Thankfully, the three women remain electric to watch. McClory shines as the narcissistic Alex, and her moments of vulnerability are among the show’s most emotionally affecting. Perera is an audience favourite. A wonderfully physical actor with a masterful sense of comedic timing, she mines each line for humour while adding charismatic passion to every anger-fuelled monologue. Jo would be a thankless role in the hands of any other actor, but Theodorakis strikes a dynamic balance between passivity and strength that develops wonderfully over the course of the play. 

Paul Jackson’s lighting design is sparse and minimalistic, with buttery soft transitions a warm addition to the regional summer setting.
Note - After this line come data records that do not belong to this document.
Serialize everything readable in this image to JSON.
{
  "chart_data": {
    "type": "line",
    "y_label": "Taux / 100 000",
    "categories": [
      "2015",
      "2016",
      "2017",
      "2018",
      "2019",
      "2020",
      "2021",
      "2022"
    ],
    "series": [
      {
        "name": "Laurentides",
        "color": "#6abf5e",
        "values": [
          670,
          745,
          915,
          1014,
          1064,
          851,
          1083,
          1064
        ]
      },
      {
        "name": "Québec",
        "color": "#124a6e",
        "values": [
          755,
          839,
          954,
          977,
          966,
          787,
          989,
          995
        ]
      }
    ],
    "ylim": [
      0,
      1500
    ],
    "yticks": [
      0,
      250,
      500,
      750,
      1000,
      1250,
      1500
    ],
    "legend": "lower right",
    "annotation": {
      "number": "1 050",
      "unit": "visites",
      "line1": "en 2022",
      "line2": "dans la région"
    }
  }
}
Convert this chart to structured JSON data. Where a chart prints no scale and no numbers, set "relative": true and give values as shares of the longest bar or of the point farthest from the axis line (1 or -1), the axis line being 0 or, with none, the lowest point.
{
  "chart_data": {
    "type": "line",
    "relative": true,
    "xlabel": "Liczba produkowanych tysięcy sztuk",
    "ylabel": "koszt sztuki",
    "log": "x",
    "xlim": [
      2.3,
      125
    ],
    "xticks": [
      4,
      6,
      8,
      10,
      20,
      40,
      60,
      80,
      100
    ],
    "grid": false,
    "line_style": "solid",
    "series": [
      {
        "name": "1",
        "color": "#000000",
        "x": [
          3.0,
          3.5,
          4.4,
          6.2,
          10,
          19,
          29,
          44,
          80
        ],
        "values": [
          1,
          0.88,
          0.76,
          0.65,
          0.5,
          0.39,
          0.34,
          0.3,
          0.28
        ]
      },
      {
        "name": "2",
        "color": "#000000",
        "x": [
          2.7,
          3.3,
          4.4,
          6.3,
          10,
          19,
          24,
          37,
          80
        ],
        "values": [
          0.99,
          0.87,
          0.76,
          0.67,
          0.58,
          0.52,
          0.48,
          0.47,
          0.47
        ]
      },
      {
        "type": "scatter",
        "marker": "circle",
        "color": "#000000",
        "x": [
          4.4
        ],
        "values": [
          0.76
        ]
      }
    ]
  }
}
Matilda Woodroofe’s set design is impressive in scale, but sit to the left and you’ll have to lean forward to see the patio upstage; sit on the right and you’ll miss Hugh and Will’s master bedroom. In many ways, the design resembles a sound stage for the taping of a television show more than anything. While this would be an interesting idea, there’s not enough sign-posting in the script for it to come across as anything other than frustratingly untheatrical as a result.

As it comes to its conclusion, This is Living struggles to tie up its many loose ends. Alex makes the turn away from a new television opportunity to "do something meaningful", offering a resolution to a problem we were not aware she had. And after three days spent being sanctimoniously lambasted for ‘cheating’ on Hugh by kissing another man – oddly moralistic for a queer relationship – Will inexplicably decides to return to him. But the rushed conclusion is simply not enough to resolve the pair’s glaring incompatibility. 

At its best, This is Living feels electric with lived-in truth. But in the end, this theatrical slice of life – and death – pulls back from exploring more complex answers to the questions it asks about ‘real care’. The final note of hope struck by its ending is a tough pill to swallow, and we’re left with too many unsatisfying answers for it to feel earned.